There are 1 best solutions below

0
On

Having spent more time digging into streams I will attempt to answer my own question, with a bit of guesswork:

From what I can measure, there's basically only one sane way to call an OutputStream if you care at at all about performance, and it's the method

public void write(byte[] b, int off, int len)

There are several reasons for this:

  1. Handling more bytes at a time can be more efficient for things like gzip
  2. Reusing buffers where you can saves memory
  3. Less function calls

The #3 is less obvious as an average java developer. Normally you don't think about function calls that much. But if you're processing a billion bytes one byte at a time that adds up! Function calls, little bits of work, etc, all of those things that you could just be doing less of add up needlessly.
In my original design for my app I was considering that I could treat OutputStreams like a state machine, where each input part was a byte. This is maybe just a wrong way to think about data streams when buffers are involved.

The only method you have to implement to make OutputStream work is this:

public abstract void write(int b)

Sometimes you really do need to write one byte. There's convenience to using this method. However, this method's convenience and simplicity is a trap. It's there for use, but if you care about performance you shouldn't use it. Definitely too much needless work will happen if you use it in production.

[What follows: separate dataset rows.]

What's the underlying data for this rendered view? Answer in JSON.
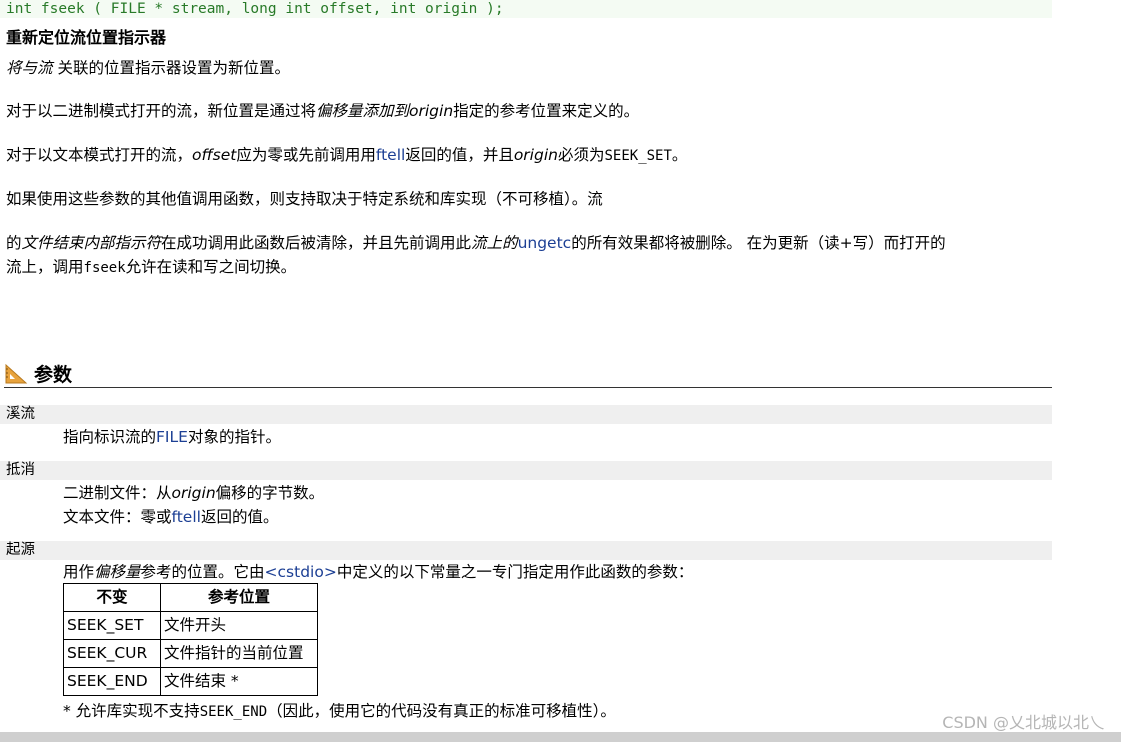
{
  "prototype": "int fseek ( FILE * stream, long int offset, int origin );",
  "heading": "重新定位流位置指示器",
  "p1": {
    "italic": "将与流",
    "rest": " 关联的位置指示器设置为新位置。"
  },
  "p2": {
    "a": "对于以二进制模式打开的流，新位置是通过将",
    "italic": "偏移量添加到origin",
    "b": "指定的参考位置来定义的。"
  },
  "p3": {
    "a": "对于以文本模式打开的流，",
    "italic1": "offset",
    "b": "应为零或先前调用用",
    "link": "ftell",
    "c": "返回的值，并且",
    "italic2": "origin",
    "d": "必须为",
    "mono": "SEEK_SET",
    "e": "。"
  },
  "p4": "如果使用这些参数的其他值调用函数，则支持取决于特定系统和库实现（不可移植）。流",
  "p5": {
    "a": "的",
    "italic1": "文件结束内部指示符",
    "b": "在成功调用此函数后被清除，并且先前调用此",
    "italic2": "流上的",
    "link": "ungetc",
    "c": "的所有效果都将被删除。 在为更新（读+写）而打开的",
    "line2a": "流上，调用",
    "mono": "fseek",
    "line2b": "允许在读和写之间切换。"
  },
  "section_title": "参数",
  "params": [
    {
      "name": "溪流",
      "desc_a": "指向标识流的",
      "desc_link": "FILE",
      "desc_b": "对象的指针。"
    },
    {
      "name": "抵消",
      "line1_a": "二进制文件：从",
      "line1_italic": "origin",
      "line1_b": "偏移的字节数。",
      "line2_a": "文本文件：零或",
      "line2_link": "ftell",
      "line2_b": "返回的值。"
    },
    {
      "name": "起源",
      "desc_a": "用作",
      "desc_italic": "偏移量",
      "desc_b": "参考的位置。它由",
      "desc_link": "<cstdio>",
      "desc_c": "中定义的以下常量之一专门指定用作此函数的参数："
    }
  ],
  "table": {
    "headers": [
      "不变",
      "参考位置"
    ],
    "rows": [
      [
        "SEEK_SET",
        "文件开头"
      ],
      [
        "SEEK_CUR",
        "文件指针的当前位置"
      ],
      [
        "SEEK_END",
        "文件结束 *"
      ]
    ]
  },
  "footnote": {
    "a": "* 允许库实现不支持",
    "mono": "SEEK_END",
    "b": "（因此，使用它的代码没有真正的标准可移植性）。"
  },
  "watermark": "CSDN @乂北城以北乀",
  "colors": {
    "prototype_text": "#287a28",
    "prototype_bg": "#f4fbf3",
    "link": "#1c3f94",
    "param_bar": "#efefef",
    "icon": "#e8a33d"
  }
}
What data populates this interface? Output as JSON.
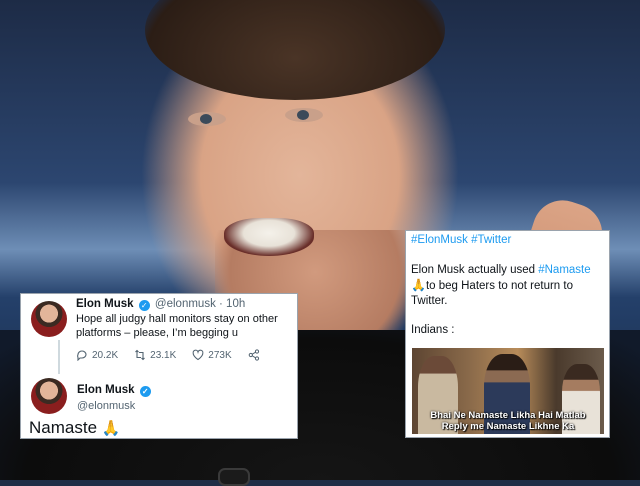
{
  "tweet": {
    "author": "Elon Musk",
    "handle": "@elonmusk",
    "time": "· 10h",
    "text": "Hope all judgy hall monitors stay on other platforms – please, I’m begging u",
    "replies": "20.2K",
    "retweets": "23.1K",
    "likes": "273K",
    "reply_author": "Elon Musk",
    "reply_handle": "@elonmusk",
    "reply_text": "Namaste",
    "reply_emoji": "🙏"
  },
  "meme": {
    "hashtags": [
      "#ElonMusk",
      "#Twitter"
    ],
    "body_before": "Elon Musk actually used",
    "body_hashtag": "#Namaste",
    "body_emoji": "🙏",
    "body_after": "to beg Haters to not return to Twitter.",
    "indians_label": "Indians :",
    "caption_line1": "Bhai Ne Namaste Likha Hai Matlab",
    "caption_line2": "Reply me Namaste Likhne Ka"
  }
}
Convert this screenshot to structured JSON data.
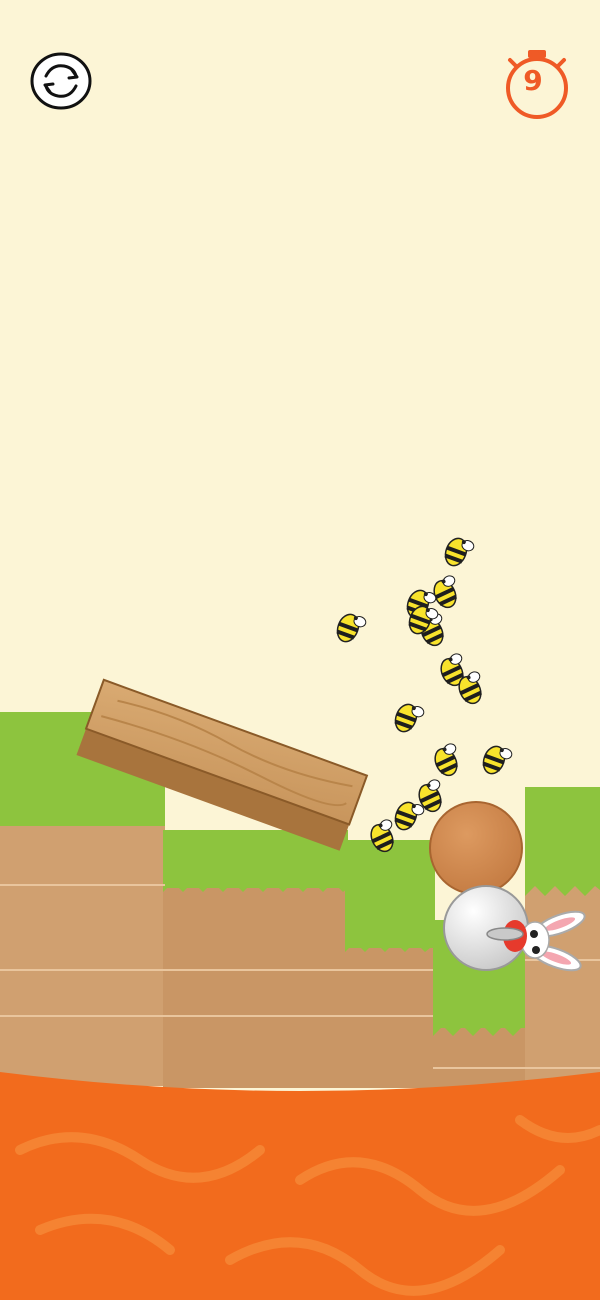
{
  "hud": {
    "restart_icon": "restart-icon",
    "timer_icon": "stopwatch-icon",
    "timer_value": "9"
  },
  "colors": {
    "sky": "#fcf5d6",
    "grass": "#8dc43e",
    "grass_dark": "#76ad2e",
    "dirt": "#d0a070",
    "dirt_line": "#e9c59d",
    "lava": "#f26b1d",
    "lava_light": "#f58332",
    "accent": "#ef5a26",
    "wood": "#d4a46c",
    "bee_yellow": "#f8e32c",
    "bee_black": "#1e1e1e"
  },
  "scene": {
    "bee_count": 14,
    "characters": [
      "bunny",
      "ball",
      "wooden-plank",
      "bee-swarm"
    ]
  }
}
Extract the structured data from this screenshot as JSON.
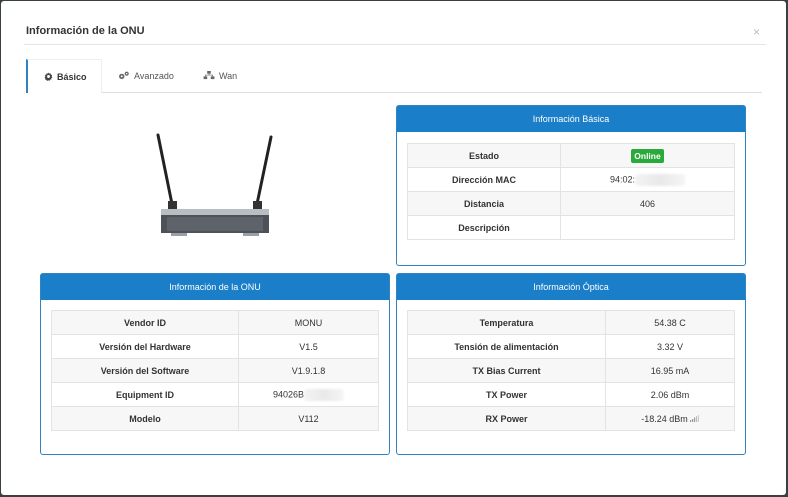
{
  "modal": {
    "title": "Información de la ONU",
    "close": "×"
  },
  "tabs": [
    {
      "label": "Básico",
      "icon": "gear-icon",
      "active": true
    },
    {
      "label": "Avanzado",
      "icon": "gears-icon",
      "active": false
    },
    {
      "label": "Wan",
      "icon": "sitemap-icon",
      "active": false
    }
  ],
  "basic_info": {
    "title": "Información Básica",
    "rows": [
      {
        "label": "Estado",
        "value": "Online"
      },
      {
        "label": "Dirección MAC",
        "value": "94:02:"
      },
      {
        "label": "Distancia",
        "value": "406"
      },
      {
        "label": "Descripción",
        "value": ""
      }
    ]
  },
  "onu_info": {
    "title": "Información de la ONU",
    "rows": [
      {
        "label": "Vendor ID",
        "value": "MONU"
      },
      {
        "label": "Versión del Hardware",
        "value": "V1.5"
      },
      {
        "label": "Versión del Software",
        "value": "V1.9.1.8"
      },
      {
        "label": "Equipment ID",
        "value": "94026B"
      },
      {
        "label": "Modelo",
        "value": "V112"
      }
    ]
  },
  "optical_info": {
    "title": "Información Óptica",
    "rows": [
      {
        "label": "Temperatura",
        "value": "54.38 C"
      },
      {
        "label": "Tensión de alimentación",
        "value": "3.32 V"
      },
      {
        "label": "TX Bias Current",
        "value": "16.95 mA"
      },
      {
        "label": "TX Power",
        "value": "2.06 dBm"
      },
      {
        "label": "RX Power",
        "value": "-18.24 dBm"
      }
    ]
  },
  "colors": {
    "accent": "#1b7ec8",
    "online": "#2aaa3a"
  }
}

This is where I think the reasoning behind GZIPOutputStream comes from in regards to this method. If you've ever implemented an interesting OutputStream, a thing that becomes quickly obvious is that you really want all of your logic to flow into one of the methods. But, if you care about anything, you'd never choose write(int b), that would be crazy given how poorly it scales. So these simpler methods are implemented without much care. And if you are just writing one byte a few times a few array allocations are inconsequential.

In my question example, I made a more efficient method for GZIPOutputStream's write(int b) by adding a single byte buffer. And, as far as I can tell, it is more efficient! However, if you actually want your code to run efficiently, you'd still never use this method, no matter how optimized it could be. Your program would still be doing too much unnecessary work.
This is where I think the thinking of the design comes from. The write(int b) is there just so you can technically implement the OutputStream and also allow a single byte write, but it's something you should almost always avoid, so why optimize an inherently flawed method?

That said, a bit of javadoc in any of these methods could have gone a long way to help educate me here.